El Norte de Castilla

Un juez de Valladolid condena a Volkswagen por modificar el 'software' de sus motores para las emisiones

Un dispositivo controla las emisiones de gases en un vehículo diésel.
Un dispositivo controla las emisiones de gases en un vehículo diésel. / EFE. P. L.
  • Se trata de la primera sentencia en España y en la misma se reconoce que la firma debe indemnizar al propietario de un Audi con 5.000 euros y las costas

La multinacional alemana del automóvil, Volkswagen, tiene abierto ya el primer frente judicial en España por la manipulación en sus motores para evitar el control de las emisiones que fue detectada en Estados Unidos en septiembre de 2015. Y lo tiene en Valladolid, porque el Juzgado de Primera Instancia 12 de la capital ha estimado la demanda interpuesta por el propietario de un coche Audi Q5, valorado en 50.065 euros, en la que da por acreditado que la firma instaló «un ‘software’ fraudulento que afecta a los vehículos que disponen de motor diesel EA 189, capaz de diferenciar las emisiones contaminantes cuando el vehículo se encuentra en el banco de pruebas, y durante la conducción en el tráfico real».

Esta circunstancia permite que los vehículos cumplan la normativa de homologación de emisiones de partículas Nox (nitrógeno de oxígeno) incluidas dentro de la normativa Euro 5.

La firma alemana facilita este tipo de motores además de a Audi a las marcas Seat y Skoda, por lo que la propia Volkswagen consideró en la vista oral, celebrada el pasado 3 de octubre en Valladolid, que los vehículos que disponen de este ‘software’ alcanzarían los 488.000 en toda España. Si se añaden los de Canarias, los afectados podrían superan los 500.000, según el despacho que ha llevado la demanda.

La decisión judicial incluye además la condena del concesionario de Volkswagen en Valladolid, donde se adquirió el turismo en mayo del 2013. Aunque el dueño solicitó que la compañía le sustituyera el coche por otro nuevo de iguales condiciones y sin coste alguno, el magistrado, Ignacio Martín Verona, solo ha reconocido el abono del 10% del precio, teniendo en cuenta los tres años de uso del vehículo.

Volkswagen admitió en el juicio la «realidad de la incidencia», si bien matizó que afectaba a las emisiones de partículas Nox, pero no a los gases CO2, que quedarían al margen de la reclamación. Pese a ello, juez califica de «grave impacto ecológico y de salud pública» lo realizado. Es más, el magistrado Martín Verona censura que esta actuación se ha hecho "pese a la imagen corporativa ofrecida por la marca en materia de protección del medio ambiente".

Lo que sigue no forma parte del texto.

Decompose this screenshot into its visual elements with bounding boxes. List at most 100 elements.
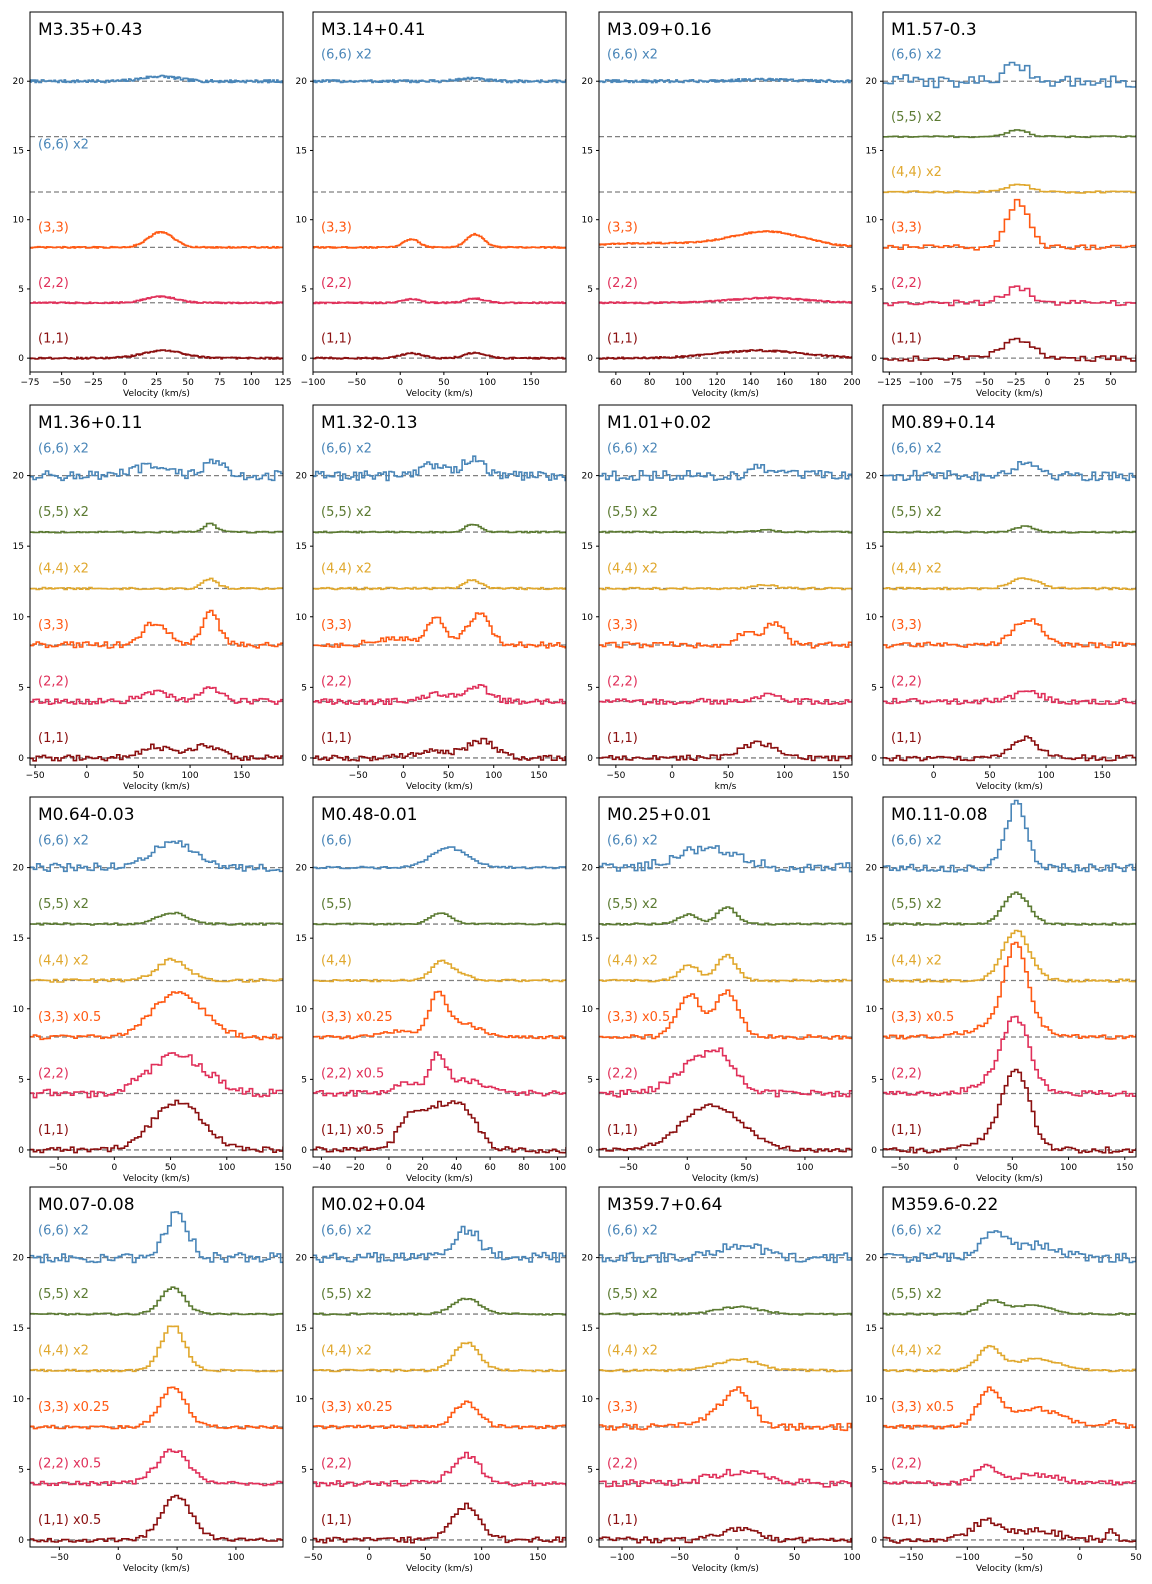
- x-tick-label: 150: [530, 771, 547, 781]
- series-group: [883, 799, 1136, 1154]
- spectrum-line: [30, 522, 283, 534]
- axes-frame: [29, 404, 284, 766]
- x-tick-label: 50: [740, 1163, 752, 1173]
- transition-label: (5,5) x2: [891, 897, 942, 912]
- x-tick-label: 50: [1007, 1163, 1019, 1173]
- spectrum-line: [883, 461, 1136, 482]
- transition-label: (2,2): [891, 674, 922, 689]
- spectrum-line: [30, 1448, 283, 1487]
- series-group: [599, 463, 852, 762]
- panel-title: M359.6-0.22: [891, 1195, 998, 1215]
- spectrum-line: [30, 295, 283, 305]
- x-tick-label: 100: [485, 771, 502, 781]
- y-tick-label: 10: [13, 1005, 25, 1015]
- x-tick-label: 150: [1094, 771, 1111, 781]
- transition-label: (6,6) x2: [321, 48, 372, 63]
- x-tick-label: 0: [400, 771, 406, 781]
- transition-label: (1,1): [891, 731, 922, 746]
- spectrum-panel: 0 5 10 15 20 −50 0 50 100 150 Velocity (km/s) M1.32…: [296, 404, 567, 792]
- x-tick-label: −50: [606, 771, 625, 781]
- y-tick-label: 5: [18, 683, 24, 693]
- transition-label: (6,6) x2: [891, 833, 942, 848]
- spectrum-line: [883, 690, 1136, 705]
- x-tick-label: 150: [233, 771, 250, 781]
- spectrum-line: [30, 74, 283, 84]
- y-tick-label: 0: [587, 1536, 593, 1546]
- y-tick-label: 20: [296, 472, 308, 482]
- y-tick-label: 20: [13, 472, 25, 482]
- x-tick-label: 200: [843, 378, 860, 388]
- spectrum-line: [30, 1386, 283, 1430]
- spectrum-line: [30, 1052, 283, 1099]
- series-group: [599, 1243, 852, 1544]
- x-axis-label: Velocity (km/s): [123, 782, 190, 792]
- transition-label: (5,5) x2: [891, 1287, 942, 1302]
- spectrum-line: [30, 1325, 283, 1373]
- transition-label: (4,4) x2: [607, 1343, 658, 1358]
- y-tick-label: 10: [582, 1005, 594, 1015]
- series-group: [599, 77, 852, 360]
- transition-label: (6,6) x2: [891, 48, 942, 63]
- y-tick-label: 0: [871, 354, 877, 364]
- spectrum-line: [313, 579, 566, 591]
- x-tick-label: 100: [473, 1553, 490, 1563]
- x-tick-label: 100: [243, 378, 260, 388]
- x-tick-label: 100: [1037, 771, 1054, 781]
- x-tick-label: −50: [670, 1553, 689, 1563]
- transition-label: (4,4) x2: [321, 561, 372, 576]
- x-tick-label: 100: [181, 771, 198, 781]
- transition-label: (5,5) x2: [607, 897, 658, 912]
- x-tick-label: −50: [1014, 1553, 1033, 1563]
- spectrum-line: [599, 1305, 852, 1316]
- transition-label: (4,4) x2: [38, 953, 89, 968]
- panel-title: M1.57-0.3: [891, 20, 977, 40]
- y-tick-label: 20: [13, 864, 25, 874]
- y-tick-label: 5: [871, 285, 877, 295]
- x-tick-label: −100: [909, 378, 934, 388]
- axes-frame: [312, 404, 567, 766]
- axes-frame: [29, 1186, 284, 1548]
- transition-label: (3,3): [607, 618, 638, 633]
- spectrum-line: [30, 743, 283, 762]
- y-tick-label: 10: [582, 216, 594, 226]
- spectrum-line: [30, 911, 283, 926]
- spectrum-line: [599, 1047, 852, 1098]
- series-group: [313, 455, 566, 762]
- transition-label: (3,3): [38, 221, 69, 236]
- transition-label: (1,1) x0.5: [321, 1123, 384, 1138]
- x-tick-label: 100: [796, 1163, 813, 1173]
- series-group: [883, 1230, 1136, 1544]
- spectrum-line: [313, 959, 566, 983]
- y-tick-label: 20: [582, 864, 594, 874]
- spectrum-line: [313, 1502, 566, 1544]
- x-tick-label: 0: [684, 1163, 690, 1173]
- spectrum-line: [313, 990, 566, 1040]
- x-tick-label: 25: [151, 378, 162, 388]
- y-tick-label: 5: [587, 683, 593, 693]
- spectrum-panel: 0 5 10 15 20 60 80 100 120 140 160 180 200 Velocity (…: [582, 11, 861, 399]
- x-tick-label: −150: [899, 1553, 924, 1563]
- transition-label: (6,6) x2: [321, 1223, 372, 1238]
- transition-label: (3,3) x0.25: [321, 1400, 393, 1415]
- x-tick-label: 0: [115, 1553, 121, 1563]
- y-tick-label: 20: [866, 1254, 878, 1264]
- x-tick-label: 60: [610, 378, 622, 388]
- panel-title: M0.64-0.03: [38, 805, 135, 825]
- y-tick-label: 10: [296, 1005, 308, 1015]
- y-tick-label: 10: [296, 216, 308, 226]
- series-group: [883, 461, 1136, 762]
- x-tick-label: 0: [1045, 378, 1051, 388]
- x-axis-label: Velocity (km/s): [123, 1564, 190, 1574]
- spectrum-line: [313, 912, 566, 926]
- spectrum-panel: 0 5 10 15 20 −50 0 50 100 150 Velocity (km/s) M0.64…: [13, 796, 292, 1184]
- spectrum-line: [599, 230, 852, 248]
- spectrum-line: [883, 1230, 1136, 1264]
- spectrum-panel: 0 5 10 15 20 −100 −50 0 50 100 150 Velocity (km/s) M…: [296, 11, 567, 399]
- transition-label: (1,1): [38, 1123, 69, 1138]
- y-tick-label: 5: [871, 683, 877, 693]
- y-tick-label: 5: [18, 285, 24, 295]
- spectrum-line: [599, 463, 852, 482]
- x-axis-label: Velocity (km/s): [406, 1564, 473, 1574]
- y-tick-label: 20: [582, 472, 594, 482]
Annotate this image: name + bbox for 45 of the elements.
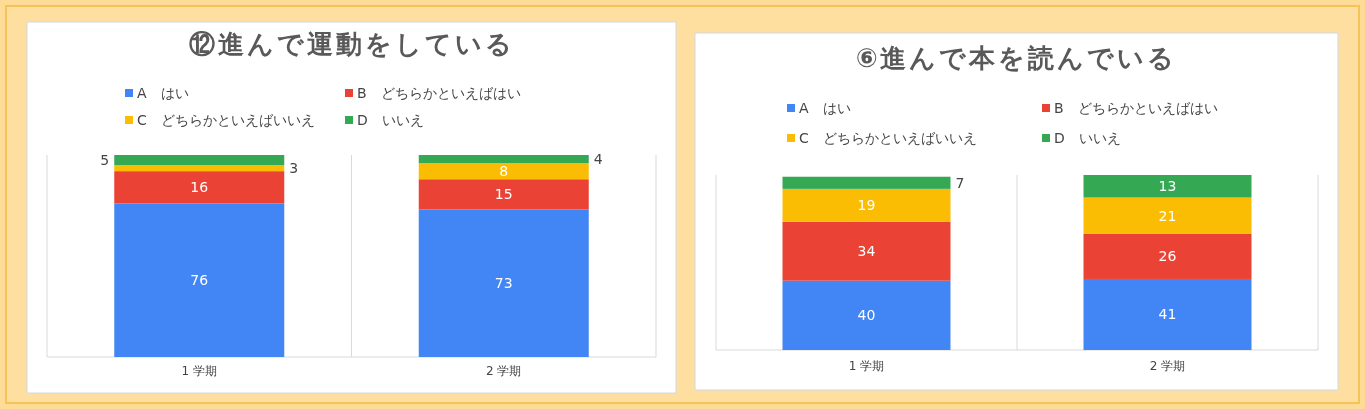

Diferencias técnicas en el banco de pruebas

La sentencia da por probado que existen diferencias entre las características técnicas de un vehículo cuando es homologado y las condiciones reales de circulación, «sin que haya norma europea que establezca un límite de emisiones reales». El litigio ha demostrado que la legislación europea es más laxa que la de Estados Unidos, donde se detectó este fraude millonario.

Volkswagen aportó un informe pericial elaborado por cinco profesores de la Universidad Politécnica de Valencia, y aseguró que la emisión de partículas Nox del Audi no eran «un factor decisivo» a la hora de comprar el vehículo por parte del consumidor, ya «que atiende a otras prestaciones como la potencia, el consumo o comodidad». El juez ha rechazado la petición de la multinacional de prescripción de la demanda para reclamar, al haber transcurrido más de dos años desde que se entregó el coche.

«Constituye un hecho incontrovertido (...) que no fue hasta el mes de septiembre de 2015 cuando el Grupo Volkswagen reconoció públicamente que un número indeterminado de vehículos de las marcas Volkswagen, Audi, Seat, y Skoda disponían de un ‘software’ en el motor diesel EA 189, que permitía modificar los niveles de emisiones de las partículas Nox, discriminando si se encontraba bajo condiciones del banco de pruebas o en la circulación real», dice el fallo.

El juez de Primera Instancia recuerda que fue el fabricante alemán el que «admitió la realidad de la incidencia» en el ‘software’, después de que se realizase una investigación ajena. La empresa se acogió a que habían pasado los dos años de garantía que daba al consumidor.

La demanda, dirigida por el abogado Carlos Martín, es la primera en España que ha sido admitida por un tribunal. Hasta ahora había cuatro sentencias (Torrelavega, Zaragoza, Madrid y Valencia) que habían desestimado las pretensiones de los clientes.

Actualmente, hay cerca de 600 presentadas de forma colectiva. La sentencia, cuyos efectos económicos se desconocen, puede ser recurrida ante la Audiencia Provincial de Valladolid, tribunal que tendrá la última palabra.